Целуясь, чувствуя головокружение, вылетая из школьных стен, убегая от всех на свете табу, мы все-таки избегали слова «люблю».
Потому что еще смутно представляли себе, что это такое.
В шесть часов утра меня разбудил голос Левитана, загремевший из невыключенного радиоприемника, бронзовый голос важных сообщений, парадов, собраний и манифестаций, в недавнем прошлом сводок Совинформбюро, голос, от которого ждешь чего-то необычайно грозного или, наоборот, торжественного. На этот раз он просто возвестил начало нового дня и начал перечислять последние события в стране и за рубежом.
К счастью, он не разбудил Нору. Я метнулся к приемнику, вырубил его. Снова стало сонно и тихо.
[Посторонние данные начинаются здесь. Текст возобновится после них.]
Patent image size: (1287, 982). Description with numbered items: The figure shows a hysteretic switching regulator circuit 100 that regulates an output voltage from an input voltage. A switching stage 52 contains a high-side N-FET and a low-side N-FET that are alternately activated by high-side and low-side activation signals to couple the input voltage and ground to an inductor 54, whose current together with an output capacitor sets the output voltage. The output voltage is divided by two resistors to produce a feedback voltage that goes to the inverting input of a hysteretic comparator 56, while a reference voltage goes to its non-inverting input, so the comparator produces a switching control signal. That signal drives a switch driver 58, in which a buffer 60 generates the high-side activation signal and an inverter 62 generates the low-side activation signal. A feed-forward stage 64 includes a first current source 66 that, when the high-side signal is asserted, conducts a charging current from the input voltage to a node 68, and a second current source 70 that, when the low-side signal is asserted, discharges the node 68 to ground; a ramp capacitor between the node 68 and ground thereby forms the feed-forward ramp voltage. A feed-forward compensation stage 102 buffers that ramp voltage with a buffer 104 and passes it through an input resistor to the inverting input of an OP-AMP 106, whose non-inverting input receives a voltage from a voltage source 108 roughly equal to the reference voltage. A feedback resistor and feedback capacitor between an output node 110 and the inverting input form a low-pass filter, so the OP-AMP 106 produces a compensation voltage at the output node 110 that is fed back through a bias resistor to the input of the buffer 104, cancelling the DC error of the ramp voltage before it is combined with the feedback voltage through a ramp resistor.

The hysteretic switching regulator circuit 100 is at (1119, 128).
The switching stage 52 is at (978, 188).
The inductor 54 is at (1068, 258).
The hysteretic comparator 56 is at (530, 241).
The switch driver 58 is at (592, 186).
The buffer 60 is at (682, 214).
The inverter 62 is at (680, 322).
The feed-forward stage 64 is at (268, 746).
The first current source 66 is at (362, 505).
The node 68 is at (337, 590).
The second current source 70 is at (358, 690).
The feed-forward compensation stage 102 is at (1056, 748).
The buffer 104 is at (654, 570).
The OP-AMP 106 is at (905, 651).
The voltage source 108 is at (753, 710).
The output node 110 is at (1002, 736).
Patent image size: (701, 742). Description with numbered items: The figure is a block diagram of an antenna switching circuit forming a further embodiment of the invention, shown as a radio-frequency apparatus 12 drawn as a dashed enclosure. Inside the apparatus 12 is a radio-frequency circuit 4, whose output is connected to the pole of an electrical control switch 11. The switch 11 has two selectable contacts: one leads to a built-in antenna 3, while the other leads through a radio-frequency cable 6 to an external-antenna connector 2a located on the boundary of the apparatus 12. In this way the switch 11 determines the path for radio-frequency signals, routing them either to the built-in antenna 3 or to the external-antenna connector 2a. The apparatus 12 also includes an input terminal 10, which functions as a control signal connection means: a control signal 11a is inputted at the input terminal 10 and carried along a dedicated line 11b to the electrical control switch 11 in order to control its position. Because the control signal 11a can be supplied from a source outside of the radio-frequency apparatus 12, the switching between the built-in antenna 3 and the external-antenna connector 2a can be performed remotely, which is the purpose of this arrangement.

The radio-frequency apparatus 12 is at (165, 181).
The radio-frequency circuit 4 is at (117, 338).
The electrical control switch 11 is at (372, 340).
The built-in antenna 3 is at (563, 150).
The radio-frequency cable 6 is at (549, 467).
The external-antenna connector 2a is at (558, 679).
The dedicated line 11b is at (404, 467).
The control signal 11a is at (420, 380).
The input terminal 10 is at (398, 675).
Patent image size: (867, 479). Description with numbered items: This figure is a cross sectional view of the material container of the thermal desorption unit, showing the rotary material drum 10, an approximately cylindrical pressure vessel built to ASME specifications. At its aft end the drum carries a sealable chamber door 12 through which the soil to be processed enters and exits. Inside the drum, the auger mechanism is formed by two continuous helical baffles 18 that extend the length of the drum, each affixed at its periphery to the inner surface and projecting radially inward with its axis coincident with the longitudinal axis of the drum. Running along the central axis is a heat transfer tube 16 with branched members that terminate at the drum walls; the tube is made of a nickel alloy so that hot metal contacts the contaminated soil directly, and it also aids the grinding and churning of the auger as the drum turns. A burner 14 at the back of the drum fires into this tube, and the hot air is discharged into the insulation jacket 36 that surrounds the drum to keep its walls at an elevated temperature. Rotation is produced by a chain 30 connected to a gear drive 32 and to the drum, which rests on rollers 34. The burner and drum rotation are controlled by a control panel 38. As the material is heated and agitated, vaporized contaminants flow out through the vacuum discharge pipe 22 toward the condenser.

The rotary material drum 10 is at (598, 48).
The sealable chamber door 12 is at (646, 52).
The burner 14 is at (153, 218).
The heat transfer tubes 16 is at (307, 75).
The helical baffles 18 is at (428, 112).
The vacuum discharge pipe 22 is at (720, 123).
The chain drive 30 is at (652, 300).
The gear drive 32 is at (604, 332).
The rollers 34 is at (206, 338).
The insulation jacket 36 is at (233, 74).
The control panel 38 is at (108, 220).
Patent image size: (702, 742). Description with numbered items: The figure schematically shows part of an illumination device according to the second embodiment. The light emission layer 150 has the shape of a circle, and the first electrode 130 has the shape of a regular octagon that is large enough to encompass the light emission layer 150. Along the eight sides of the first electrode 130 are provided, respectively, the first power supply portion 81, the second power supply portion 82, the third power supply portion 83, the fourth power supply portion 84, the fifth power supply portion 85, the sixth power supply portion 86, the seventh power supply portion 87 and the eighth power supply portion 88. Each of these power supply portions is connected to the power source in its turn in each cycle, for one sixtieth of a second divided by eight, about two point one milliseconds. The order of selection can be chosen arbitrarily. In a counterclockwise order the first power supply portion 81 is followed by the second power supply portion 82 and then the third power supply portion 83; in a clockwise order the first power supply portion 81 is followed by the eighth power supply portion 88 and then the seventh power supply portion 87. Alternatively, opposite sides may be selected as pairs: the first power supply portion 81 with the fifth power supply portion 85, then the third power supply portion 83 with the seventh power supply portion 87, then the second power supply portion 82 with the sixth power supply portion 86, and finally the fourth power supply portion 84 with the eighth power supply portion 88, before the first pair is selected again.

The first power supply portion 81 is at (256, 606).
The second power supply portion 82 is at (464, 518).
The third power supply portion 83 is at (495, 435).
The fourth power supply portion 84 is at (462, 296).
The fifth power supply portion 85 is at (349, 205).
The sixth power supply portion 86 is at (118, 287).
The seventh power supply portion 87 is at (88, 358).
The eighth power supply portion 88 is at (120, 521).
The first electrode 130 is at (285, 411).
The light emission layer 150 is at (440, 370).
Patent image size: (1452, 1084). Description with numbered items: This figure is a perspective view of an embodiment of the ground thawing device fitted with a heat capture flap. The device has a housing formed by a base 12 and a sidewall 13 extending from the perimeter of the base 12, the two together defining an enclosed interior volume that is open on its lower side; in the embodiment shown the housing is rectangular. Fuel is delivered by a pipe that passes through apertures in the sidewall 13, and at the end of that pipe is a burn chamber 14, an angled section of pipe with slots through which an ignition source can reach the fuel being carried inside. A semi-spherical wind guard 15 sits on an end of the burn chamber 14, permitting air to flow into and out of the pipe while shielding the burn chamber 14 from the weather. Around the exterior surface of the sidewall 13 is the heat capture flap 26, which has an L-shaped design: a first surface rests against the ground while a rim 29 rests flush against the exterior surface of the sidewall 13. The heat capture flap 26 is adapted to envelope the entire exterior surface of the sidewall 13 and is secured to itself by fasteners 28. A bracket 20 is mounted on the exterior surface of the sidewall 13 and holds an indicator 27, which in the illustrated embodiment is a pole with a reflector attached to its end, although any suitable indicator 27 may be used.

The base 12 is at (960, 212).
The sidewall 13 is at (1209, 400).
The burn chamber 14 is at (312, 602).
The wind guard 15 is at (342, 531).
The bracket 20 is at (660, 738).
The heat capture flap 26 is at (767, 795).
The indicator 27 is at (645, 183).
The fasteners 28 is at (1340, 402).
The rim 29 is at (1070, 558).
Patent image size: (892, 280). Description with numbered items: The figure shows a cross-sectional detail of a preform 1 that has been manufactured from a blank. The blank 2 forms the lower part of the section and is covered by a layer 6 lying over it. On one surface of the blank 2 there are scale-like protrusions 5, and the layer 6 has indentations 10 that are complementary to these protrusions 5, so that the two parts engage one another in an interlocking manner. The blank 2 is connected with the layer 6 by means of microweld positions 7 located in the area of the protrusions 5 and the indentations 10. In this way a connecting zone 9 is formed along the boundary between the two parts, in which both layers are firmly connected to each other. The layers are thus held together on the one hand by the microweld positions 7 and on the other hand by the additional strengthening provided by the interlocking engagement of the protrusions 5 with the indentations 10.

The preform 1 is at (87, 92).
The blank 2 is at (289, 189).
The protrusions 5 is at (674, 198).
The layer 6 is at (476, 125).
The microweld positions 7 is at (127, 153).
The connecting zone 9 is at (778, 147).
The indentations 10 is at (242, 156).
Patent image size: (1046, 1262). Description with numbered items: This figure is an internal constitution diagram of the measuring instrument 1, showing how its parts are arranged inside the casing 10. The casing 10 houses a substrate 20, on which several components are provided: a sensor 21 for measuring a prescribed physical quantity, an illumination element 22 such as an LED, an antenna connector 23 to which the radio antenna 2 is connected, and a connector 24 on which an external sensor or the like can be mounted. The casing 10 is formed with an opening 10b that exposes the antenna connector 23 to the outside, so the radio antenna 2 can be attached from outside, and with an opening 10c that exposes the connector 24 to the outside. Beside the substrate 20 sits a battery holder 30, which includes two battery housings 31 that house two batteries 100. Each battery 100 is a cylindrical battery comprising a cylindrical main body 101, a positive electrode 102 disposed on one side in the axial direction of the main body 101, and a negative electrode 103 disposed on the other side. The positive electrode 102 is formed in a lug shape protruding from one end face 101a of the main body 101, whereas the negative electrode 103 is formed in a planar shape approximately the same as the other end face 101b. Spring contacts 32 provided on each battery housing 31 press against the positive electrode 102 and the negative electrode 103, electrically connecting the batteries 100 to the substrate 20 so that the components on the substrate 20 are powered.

Связь с событиями в мире оборвалась, а Нора во сне заворочалась и чуть застонала. Я накрыл ее сползшим на пол одеялом, подоткнув его с боков…
Первый раз в жизни я проснулся рядом с женщиной.
Я увидел ее как бы в первый раз — бледное, тревожное даже во сне лицо с легкой синевой под глазами, с арочными линиями густых, но тщательно выщипанных по моде бровей.
Сейчас она виделась мне больным ребенком, может быть, сестрой. Странно было: только что прошла эта короткая ночь, переполненная нежностью, страстью, смущением, борьбой, полнейшей свободой и странной скованностью, а сейчас не было ни разочарования, ни отчуждения, только какая-то жалость к ней, а может быть, и к себе, оттого, что все дальнейшее было неясным, запутанным, оттого, что я чувствовал какую-то новую связанность с ней и зависимость от нее… Все это ворочалось внутри меня живым острым комком, поднимавшимся к горлу и запиравшим дыхание.
Босиком, стараясь ее не разбудить, я прошелся по комнате, которая тоже как бы изменилась с ее присутствием, и подошел к окну.
Ровный, ухоженный газон постпредского сада, напоминающий маленькое футбольное поле, наливался краской, зеленел на глазах. Да и само здание в прозрачном, струящемся воздухе казалось золотистым и как бы взлетающим вверх.
Я почти всегда вставал с трудом, редко начинал день легко и счастливо, не сразу врастал в него, а как бы преодолевал зябкую, неживую полосу.
Сейчас же я с неожиданной полнотой и остротой счастья ощутил начало дня. Я как бы увидел себя со стороны, с высоты какого-то другого возраста, мне неизвестного, и подумал о том, что вот это утро часто буду вспоминать, оно останется для меня навсегда — может быть, до конца жизни. Впрочем, тогда этот самый конец жизни представлялся мне таким далеким от сегодняшнего утра, как это сегодняшнее утро, скажем, до дня восстания Спартака.
Убежденность в бесконечности жизни…
И оттого так четко и с поразившей меня новизной я чувствовал надышанное сонное тепло комнаты, пробивающуюся в форточку свежесть летнего, настоявшегося за ночь на запыленной, но живой листве бедных городских рощиц утра, ясность и чистоту начавшегося дня, желтовато светящуюся барочную колоннаду графского дома с вывеской постоянного представительства.